John Beaumont, Kt., C.J.
1. This is an appeal against a decision of the District Judge of Nasik raising a question as to whether certain remuneration payable by the Collector of Nasik to respondent No. 1, an inamdar, of the village of Taked-Budruk, is attachable. By a consent decree dated July 16, 1932, against respondent No. 1 it was directed that the respondent should pay a certain sum to the plaintiff (the present appellant) by instalments, and then under Clause 3 it was directed :-
The plaintiff should recover the amount due as above from out of the sum of about Rs. 2,200 which the defendant gets every year as income of the jahagir of the village of Taked-Budruk. The defendant has accordingly made arrangements for the payment of the aforesaid sum through the Collector, Nasik District, from out of the amount of the jahagir. If that arrangement fails, then the plaintiff should recover from the defendant through Court the monies due as above from out of the amount of the aforesaid income or by taking other legal steps.
An application was made to the Collector by the plaintiff for payment of instalments in arrears, whereupon the Collector, through the Government Pleader of Nasik, made an application to the Court, which is exhibit 8, claiming that the monies in his hands payable to the defendant in the suit as jahagir were not attachable in law. On that application the trial Court came to the conclusion that the monies in the hands of the Collector were not attachable, and he therefore raised the attachment and dismissed the darkhast. In appeal the learned District Judge upheld the order of the lower.Court, and from his order this appeal is brought.

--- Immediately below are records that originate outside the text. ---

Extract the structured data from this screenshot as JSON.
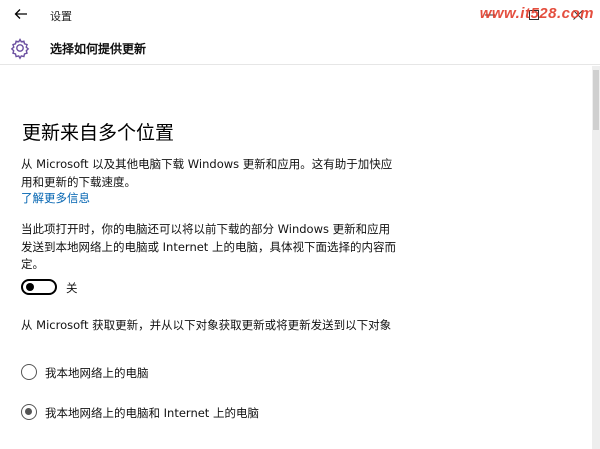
{
  "window": {
    "title": "设置",
    "watermark": "www.it528.com"
  },
  "header": {
    "title": "选择如何提供更新"
  },
  "main": {
    "heading": "更新来自多个位置",
    "intro": "从 Microsoft 以及其他电脑下载 Windows 更新和应用。这有助于加快应用和更新的下载速度。",
    "learn_more": "了解更多信息",
    "toggle_description": "当此项打开时，你的电脑还可以将以前下载的部分 Windows 更新和应用发送到本地网络上的电脑或 Internet 上的电脑，具体视下面选择的内容而定。",
    "toggle": {
      "label": "关",
      "on": false
    },
    "radio_description": "从 Microsoft 获取更新，并从以下对象获取更新或将更新发送到以下对象",
    "radio_options": [
      {
        "label": "我本地网络上的电脑",
        "selected": false
      },
      {
        "label": "我本地网络上的电脑和 Internet 上的电脑",
        "selected": true
      }
    ]
  },
  "colors": {
    "accent_link": "#0063b1",
    "watermark": "#e23b2a",
    "header_border": "#e6e6e6"
  },
  "icons": {
    "back": "arrow-left",
    "header": "gear",
    "minimize": "minus",
    "maximize": "square",
    "close": "x"
  }
}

2. The sanad under which these monies are derived is not produced, and is said to have been lost. There is produced, however, a copy of the Land Alienation Register of the village in question for the year 1887/1888 from which it appears that the class of alienation is 'Class VI : village servants useful to Government', that the sanad consists of Government Resolution No. 3450, dated August 10, 1865 (which as I have said is not forth-coming), that the duration of the tenure' is during the pleasure of Government, and that the entire village is the subject-matter of this sanad with certain deductions. It is not disputed that respondent No. 1, the inamdar, is an alienee of the revenue and not of the soil, and the) practice is for the revenue officers to collect the village revenue, and to pay it over to the respondent.

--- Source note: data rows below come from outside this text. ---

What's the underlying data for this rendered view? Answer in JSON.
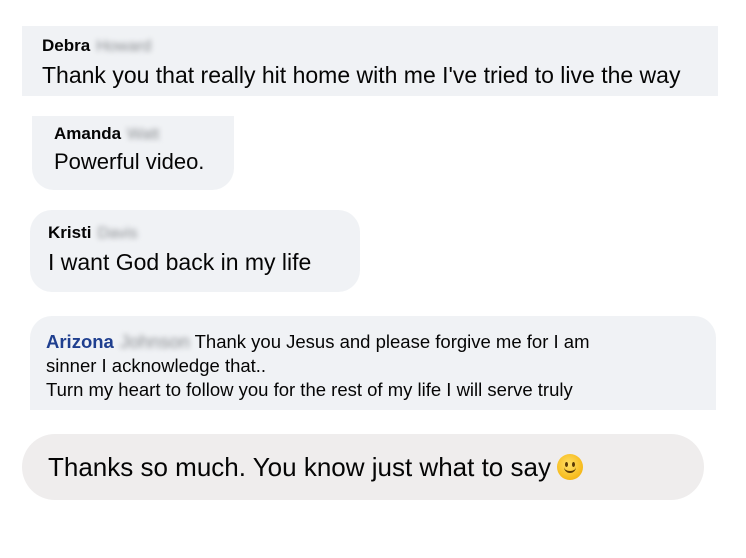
{
  "comments": [
    {
      "first_name": "Debra",
      "last_name": "Howard",
      "text": "Thank you that really hit home with me I've tried to live the way"
    },
    {
      "first_name": "Amanda",
      "last_name": "Watt",
      "text": "Powerful video."
    },
    {
      "first_name": "Kristi",
      "last_name": "Davis",
      "text": "I want God back in my life"
    },
    {
      "first_name": "Arizona",
      "last_name": "Johnson",
      "text_line1": "Thank you Jesus and please forgive me for I am",
      "text_line2": "sinner I acknowledge that..",
      "text_line3": "Turn my heart to follow you for the rest of my life I will serve truly"
    }
  ],
  "reply": {
    "text": "Thanks so much. You know just what to say",
    "emoji": "smiling-face-icon"
  },
  "colors": {
    "bubble": "#f0f2f5",
    "name_link": "#1f3f8f",
    "text": "#050505"
  }
}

3. It is argued by Government in the first place that the money in the hands of the Collector is not attachable because it is not a debt within the operative part of Section 60 of the Civil Procedure Code, nor does it fall within any other description of properties liable to attachment under the section. The view that the money is not a debt appealed to both the lower Courts. It is difficult to be certain on that point without seeing the sanad. No doubt the services of the respondent may be dispensed with at any time by Government. But until they are dispensed with he is entitled to his remuneration, and if monies are in the hands of the Collector which were earned by him at a time when his services were still subsisting, I am not prepared to say that such money is not a debt.
4. It is next argued by Government that the monies are a political pension and are exempt from execution under Section 60(g). But I do not think that these payments for services rendered can be described as a political pension. It is noticed that they are payable by the Government of Bombay and not by the Government of India.

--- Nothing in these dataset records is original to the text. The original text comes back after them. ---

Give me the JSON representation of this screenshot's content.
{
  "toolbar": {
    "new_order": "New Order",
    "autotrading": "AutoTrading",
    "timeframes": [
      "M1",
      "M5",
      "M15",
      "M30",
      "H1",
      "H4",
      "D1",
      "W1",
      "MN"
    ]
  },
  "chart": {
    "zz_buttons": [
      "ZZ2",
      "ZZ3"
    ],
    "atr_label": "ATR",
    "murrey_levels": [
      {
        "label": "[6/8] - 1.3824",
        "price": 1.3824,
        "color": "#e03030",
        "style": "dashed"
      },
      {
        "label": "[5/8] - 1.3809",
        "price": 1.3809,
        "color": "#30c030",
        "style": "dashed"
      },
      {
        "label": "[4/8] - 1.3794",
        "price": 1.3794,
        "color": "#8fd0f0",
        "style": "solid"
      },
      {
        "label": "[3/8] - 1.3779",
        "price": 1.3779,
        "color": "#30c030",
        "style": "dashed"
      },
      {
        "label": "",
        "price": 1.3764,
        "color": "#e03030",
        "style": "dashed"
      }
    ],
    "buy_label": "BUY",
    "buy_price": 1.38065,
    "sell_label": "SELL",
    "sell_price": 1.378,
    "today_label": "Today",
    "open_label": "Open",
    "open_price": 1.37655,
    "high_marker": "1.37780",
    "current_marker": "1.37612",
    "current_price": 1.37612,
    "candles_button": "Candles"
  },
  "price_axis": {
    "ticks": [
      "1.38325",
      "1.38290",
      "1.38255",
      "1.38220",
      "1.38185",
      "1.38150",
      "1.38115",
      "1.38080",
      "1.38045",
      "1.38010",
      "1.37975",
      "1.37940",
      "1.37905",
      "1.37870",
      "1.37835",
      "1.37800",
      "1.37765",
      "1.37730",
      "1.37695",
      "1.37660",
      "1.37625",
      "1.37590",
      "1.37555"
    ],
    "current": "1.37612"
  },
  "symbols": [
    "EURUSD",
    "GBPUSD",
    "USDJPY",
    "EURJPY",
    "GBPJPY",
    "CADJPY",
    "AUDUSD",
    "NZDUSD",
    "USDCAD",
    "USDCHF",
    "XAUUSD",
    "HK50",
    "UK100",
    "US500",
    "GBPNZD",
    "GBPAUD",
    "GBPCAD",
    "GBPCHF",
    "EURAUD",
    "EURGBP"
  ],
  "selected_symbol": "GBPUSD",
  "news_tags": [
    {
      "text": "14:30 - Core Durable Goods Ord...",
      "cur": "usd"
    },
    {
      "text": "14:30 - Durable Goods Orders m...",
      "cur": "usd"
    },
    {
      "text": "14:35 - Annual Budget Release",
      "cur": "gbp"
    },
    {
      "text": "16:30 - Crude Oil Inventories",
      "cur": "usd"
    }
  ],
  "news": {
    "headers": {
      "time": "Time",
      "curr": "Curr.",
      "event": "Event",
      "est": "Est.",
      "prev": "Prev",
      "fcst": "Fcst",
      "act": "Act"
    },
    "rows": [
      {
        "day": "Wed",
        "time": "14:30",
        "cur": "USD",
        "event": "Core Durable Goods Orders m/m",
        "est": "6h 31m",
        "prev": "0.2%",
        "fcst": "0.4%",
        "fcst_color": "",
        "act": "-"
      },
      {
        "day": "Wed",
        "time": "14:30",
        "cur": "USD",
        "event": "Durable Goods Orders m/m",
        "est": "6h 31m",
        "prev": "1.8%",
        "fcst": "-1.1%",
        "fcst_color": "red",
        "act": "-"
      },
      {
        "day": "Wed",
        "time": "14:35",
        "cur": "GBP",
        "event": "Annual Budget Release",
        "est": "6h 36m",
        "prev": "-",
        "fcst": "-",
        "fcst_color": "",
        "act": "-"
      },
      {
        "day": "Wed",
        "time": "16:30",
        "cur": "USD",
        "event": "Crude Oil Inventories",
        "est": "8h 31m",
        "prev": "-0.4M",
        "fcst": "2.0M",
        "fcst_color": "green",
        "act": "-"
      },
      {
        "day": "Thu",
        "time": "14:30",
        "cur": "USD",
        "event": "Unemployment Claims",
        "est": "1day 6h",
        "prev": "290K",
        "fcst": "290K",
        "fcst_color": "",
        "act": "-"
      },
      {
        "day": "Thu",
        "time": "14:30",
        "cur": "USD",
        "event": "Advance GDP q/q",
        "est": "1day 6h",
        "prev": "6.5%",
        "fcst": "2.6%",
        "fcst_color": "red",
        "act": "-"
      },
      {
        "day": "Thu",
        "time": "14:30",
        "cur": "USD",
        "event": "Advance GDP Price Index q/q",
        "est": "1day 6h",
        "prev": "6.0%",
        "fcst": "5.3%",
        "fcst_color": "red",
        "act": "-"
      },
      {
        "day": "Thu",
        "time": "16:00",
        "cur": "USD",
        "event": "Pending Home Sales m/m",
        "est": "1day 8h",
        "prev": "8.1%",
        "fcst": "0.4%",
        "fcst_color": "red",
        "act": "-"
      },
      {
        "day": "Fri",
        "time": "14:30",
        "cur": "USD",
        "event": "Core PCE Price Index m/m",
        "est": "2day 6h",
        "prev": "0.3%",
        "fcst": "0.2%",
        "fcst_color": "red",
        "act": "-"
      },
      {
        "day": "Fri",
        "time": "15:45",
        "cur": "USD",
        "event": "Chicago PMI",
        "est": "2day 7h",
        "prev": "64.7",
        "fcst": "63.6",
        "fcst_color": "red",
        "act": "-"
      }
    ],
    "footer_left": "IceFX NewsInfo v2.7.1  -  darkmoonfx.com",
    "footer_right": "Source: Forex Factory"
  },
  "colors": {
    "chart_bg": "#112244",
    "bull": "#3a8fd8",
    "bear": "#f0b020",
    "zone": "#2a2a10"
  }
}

5. However, in my opinion the monies are not attachable on the ground of public policy. It is apparent from the terms of the extract of the Alienation Register that the monies are payable to the inamdar for services useful to Government, and if the monies due to the inamdar in the hands of Government can be attached before they are paid over to the inamdar, the object of the grant will be defeated because there will be nothing to ensure that the inamdar will be in a financial position to enable him to carry out his services. I think the general principle is that monies payable as reward for services to be rendered to the public are' not attachable before receipt (see Sattappa v. Mahomedsaheb (1935) 38 Bom. L.R. 221. On that ground the decisions of the lower Courts are right and the monies in the hands of the Collector cannot be attached.
6. The appeal is dismissed with costs.